On n’est pas sérieux quand on est ministre de la Culture. Roselyne Bachelot, titulaire du poste, ainsi que ses prédécesseurs soutiennent, apprend-on, une pétition en faveur du transfert des cendres d’Arthur Rimbaud et de Paul Verlaine au Panthéon. C’est une manie des institutions contemporaines de vouloir ensevelir les artistes sous les honneurs. Le Panthéon? Pourquoi pas un appartement de la Ville de Paris? Le statut d’intermittent du spectacle? Toute la vie des deux poètes, toute leur œuvre de feu tournent le dos à la société. Ils furent épris de liberté, jusqu’à faire de la transgression un art de vivre. Rancunière, la société, avec la complicité de l’université et des ministres, se venge aujourd’hui de leurs invectives et de leurs langues tirées. Elle tente de les récupérer.
Le Panthéon, quoi qu’on pense de son architecture, est une dernière demeure fort estimable. Y reposent des hommes et des femmes ayant œuvré pour le bien du genre humain. Par cette sépulture, la patrie selon ses termes leur exprime sa reconnaissance. On y trouve des médecins, des philosophes, des militaires, des politiques. Récemment des résistants, hommes et femmes, parmi les plus notoires. Et les pétitionnaires de s’étonner qu’on n’y compte pas de poète ; mais ce n’est pas la vocation d’un poète d’œuvrer au bien du genre humain. Généralement cette engeance n’en a cure. Imagine-t-on Villon, Louise Labbé, Apollinaire militer pour le vivre-ensemble? La transition écologique? Sans souci de la morale publique, Rimbaud et Verlaine célèbrent joliment «un trou de verdure où chante une rivière» ou «les sanglots longs des violons de l’automne». Mais l’un ricane sur M. Prudhomme - «il est grave, il est maire et père de famille» (Verlaine) - quand l’autre pointe «la sagesse bâtarde du Coran» (Rimbaud). «Ciel! sommes-nous assez de damnés ici bas?»: ces deux-là ne respectaient rien. Poètes, vos papiers. Un désir éperdu d’indépendanceQue pensaient-ils du Panthéon? Dans ses Illuminations, Rimbaud murmure: «L’acropole officielle outre les conceptions de la barbarie moderne les plus colossales.» Y sommes-nous? Qui sait? Ce qui est sûr c’est que leurs territoires, ce n’était pas les palais ni les temples de la République. C’étaient des tavernes enfumées à s’intoxiquer de tabac et d’absinthe, les bouges de Londres à s’insulter et à se violenter, les chemins d’Abyssinie à faire commerce d’armes à feu de contrebande.

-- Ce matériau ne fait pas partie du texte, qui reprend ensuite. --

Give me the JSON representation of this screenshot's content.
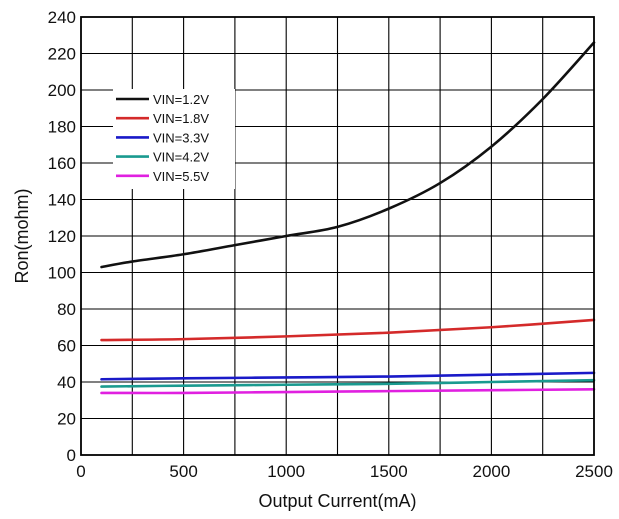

Apprenons, déclamons leurs vers à l’envi sur les scènes de théâtre et dans les salles de classe, mais n’infligeons pas au pauvre Lelian et à son complice effronté un camouflet posthume, n’insultons pas leur désir éperdu d’indépendance. Plutôt que de les enfermer au musée des grands hommes, laissons-les libres de chausser leurs semelles de vent, pour l’éternité.